Code layout for range-intensive D code
Jonathan M Davis
jmdavisProg at gmx.com
Sun Jun 10 17:31:37 PDT 2012
On Monday, June 11, 2012 02:11:24 ixid wrote:
> Thank you. May I ask though, is the argument against
> automatically appending .array() when a single or chain of lazy
> functions are used to set a variable or set of variables just
> syntactic salt against accidentally doing it eagerly?
D doesn't do much of anything like that automatically, Aside from the fact tha
foreach supports the ranges, _nothing_ in the compiler supports them. They're
entirely a library artifact. So, the compiler isn't going to do _anything_ to
them automatically. And besides, it's not necessarily the case that you want
the result of a range-based function to be an array. What if I want to keep
the result of map on the stack?
auto a = map!"to!string(a)"(arr);
I could pass it to multiple functions later without having to allocate
anything. Forcing it to be an array would stop that. And it would be downright
nasty for that to happen when dealing with containers, because a number of
containers require that you pass them the _exact_ range type that you give
them (e.g. remove does this). Converting those ranges to arrays just because
you assigned them to a variable would be a _big_ problem.

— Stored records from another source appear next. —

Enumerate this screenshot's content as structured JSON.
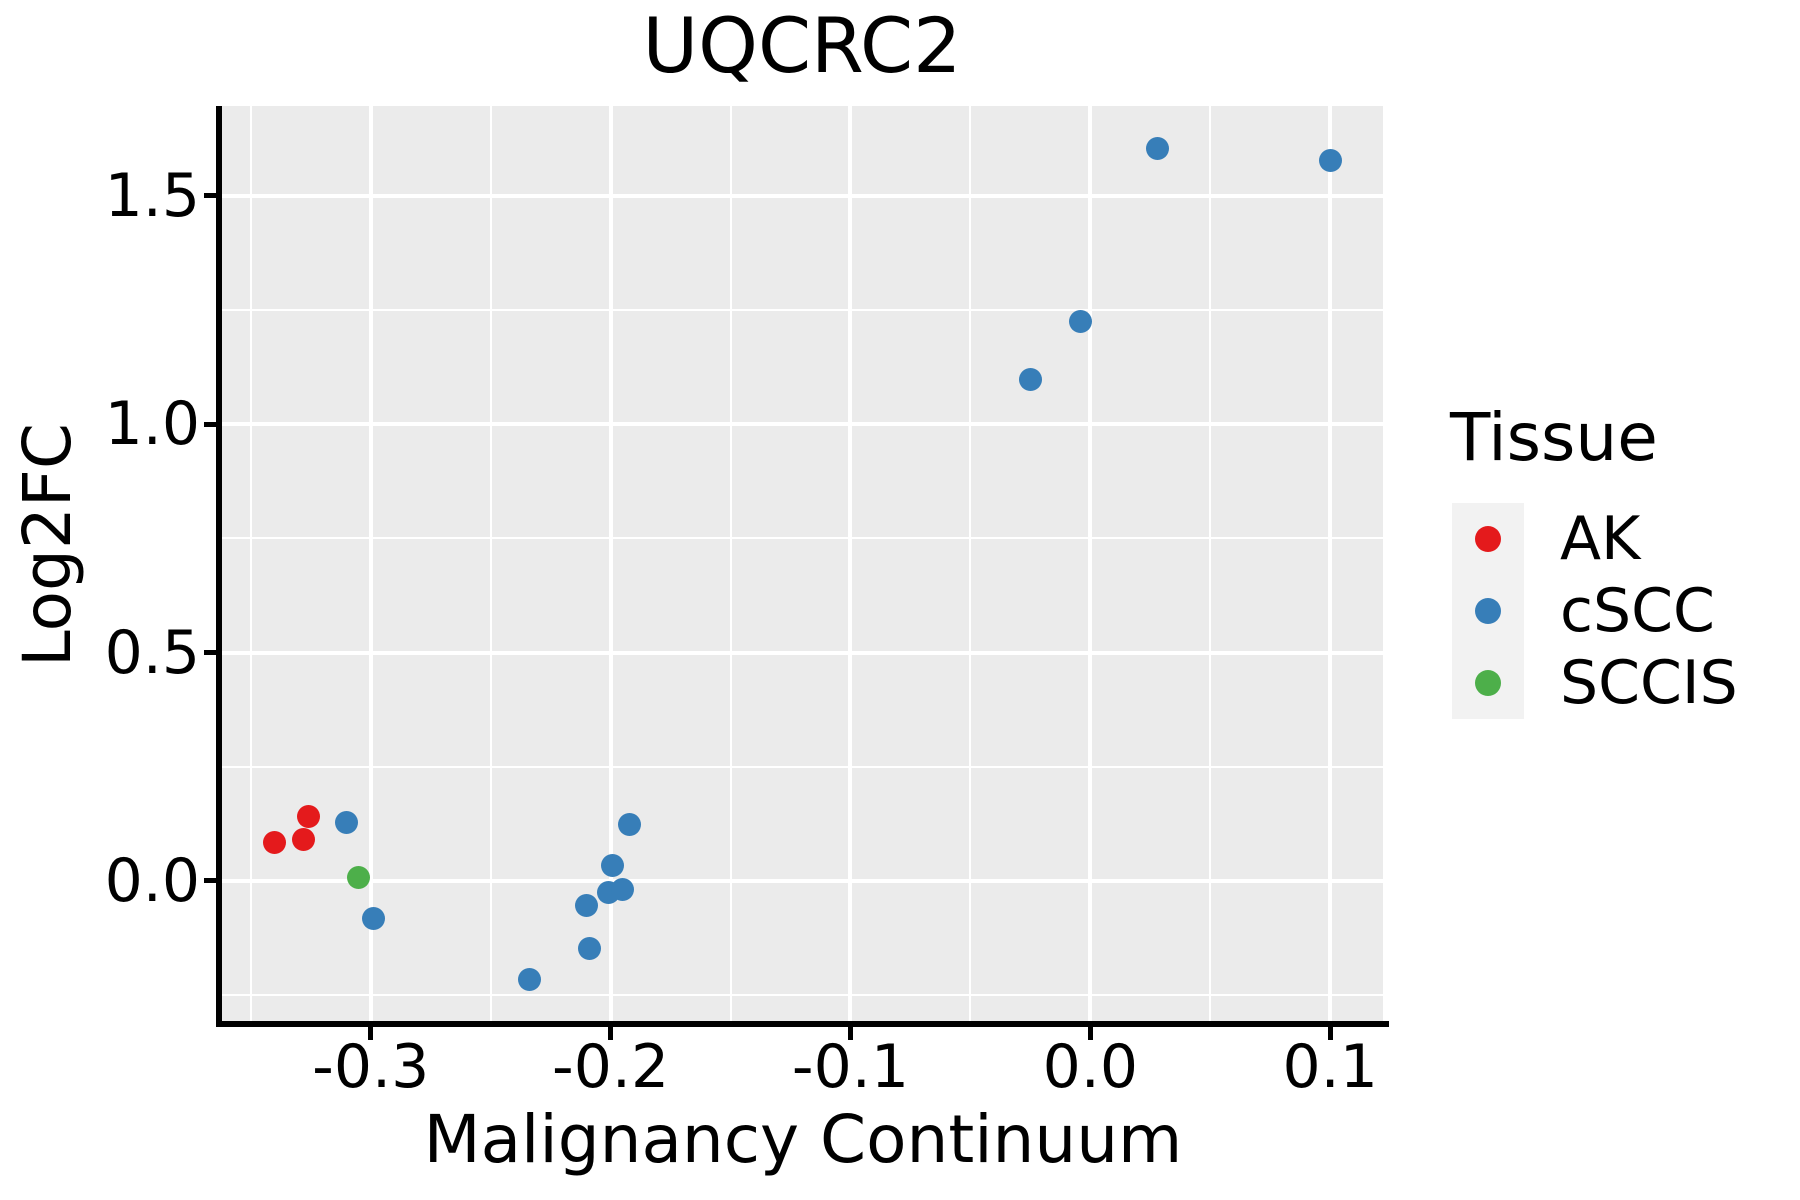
{
  "chart_data": {
    "type": "scatter",
    "title": "UQCRC2",
    "xlabel": "Malignancy Continuum",
    "ylabel": "Log2FC",
    "xlim": [
      -0.362,
      0.122
    ],
    "ylim": [
      -0.307,
      1.697
    ],
    "x_ticks": [
      -0.3,
      -0.2,
      -0.1,
      0.0,
      0.1
    ],
    "x_tick_labels": [
      "-0.3",
      "-0.2",
      "-0.1",
      "0.0",
      "0.1"
    ],
    "y_ticks": [
      0.0,
      0.5,
      1.0,
      1.5
    ],
    "y_tick_labels": [
      "0.0",
      "0.5",
      "1.0",
      "1.5"
    ],
    "x_minor_ticks": [
      -0.35,
      -0.25,
      -0.15,
      -0.05,
      0.05
    ],
    "y_minor_ticks": [
      -0.25,
      0.25,
      0.75,
      1.25
    ],
    "grid": "white major and minor gridlines on gray panel",
    "legend_position": "right",
    "panel_background": "#EBEBEB",
    "gridline_color": "#FFFFFF",
    "axis_color": "#000000",
    "series": [
      {
        "name": "AK",
        "color": "#E41A1C",
        "points": [
          [
            -0.34,
            0.085
          ],
          [
            -0.328,
            0.09
          ],
          [
            -0.326,
            0.14
          ]
        ]
      },
      {
        "name": "cSCC",
        "color": "#377EB8",
        "points": [
          [
            -0.31,
            0.127
          ],
          [
            -0.299,
            -0.083
          ],
          [
            -0.234,
            -0.217
          ],
          [
            -0.209,
            -0.148
          ],
          [
            -0.21,
            -0.053
          ],
          [
            -0.201,
            -0.026
          ],
          [
            -0.195,
            -0.018
          ],
          [
            -0.199,
            0.033
          ],
          [
            -0.192,
            0.123
          ],
          [
            -0.025,
            1.099
          ],
          [
            -0.004,
            1.226
          ],
          [
            0.028,
            1.603
          ],
          [
            0.1,
            1.577
          ]
        ]
      },
      {
        "name": "SCCIS",
        "color": "#4DAF4A",
        "points": [
          [
            -0.305,
            0.007
          ]
        ]
      }
    ]
  },
  "legend": {
    "title": "Tissue",
    "items": [
      {
        "label": "AK",
        "color": "#E41A1C"
      },
      {
        "label": "cSCC",
        "color": "#377EB8"
      },
      {
        "label": "SCCIS",
        "color": "#4DAF4A"
      }
    ]
  }
}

And as for infinite ranges again, if they automatically were converted to
arrays when assigned to variables, then you couldn't have variables for them
at all, because they _have_ to be eager. Take a random number generator for
instance. If all ranges were automatically converted to arrays when assigned
to variables, then you couldn't do
auto generator = rndGen();
You'd be stuck in an infinite loop if you tried.
Having to use std.array.array to explicitly convert a range to an array really
doesn't cost you much, and trying to do it automatically would be incredibly
error-prone and costly. And really, the more that you use rang-based
functions, the less that you need to convert ranges to arrays.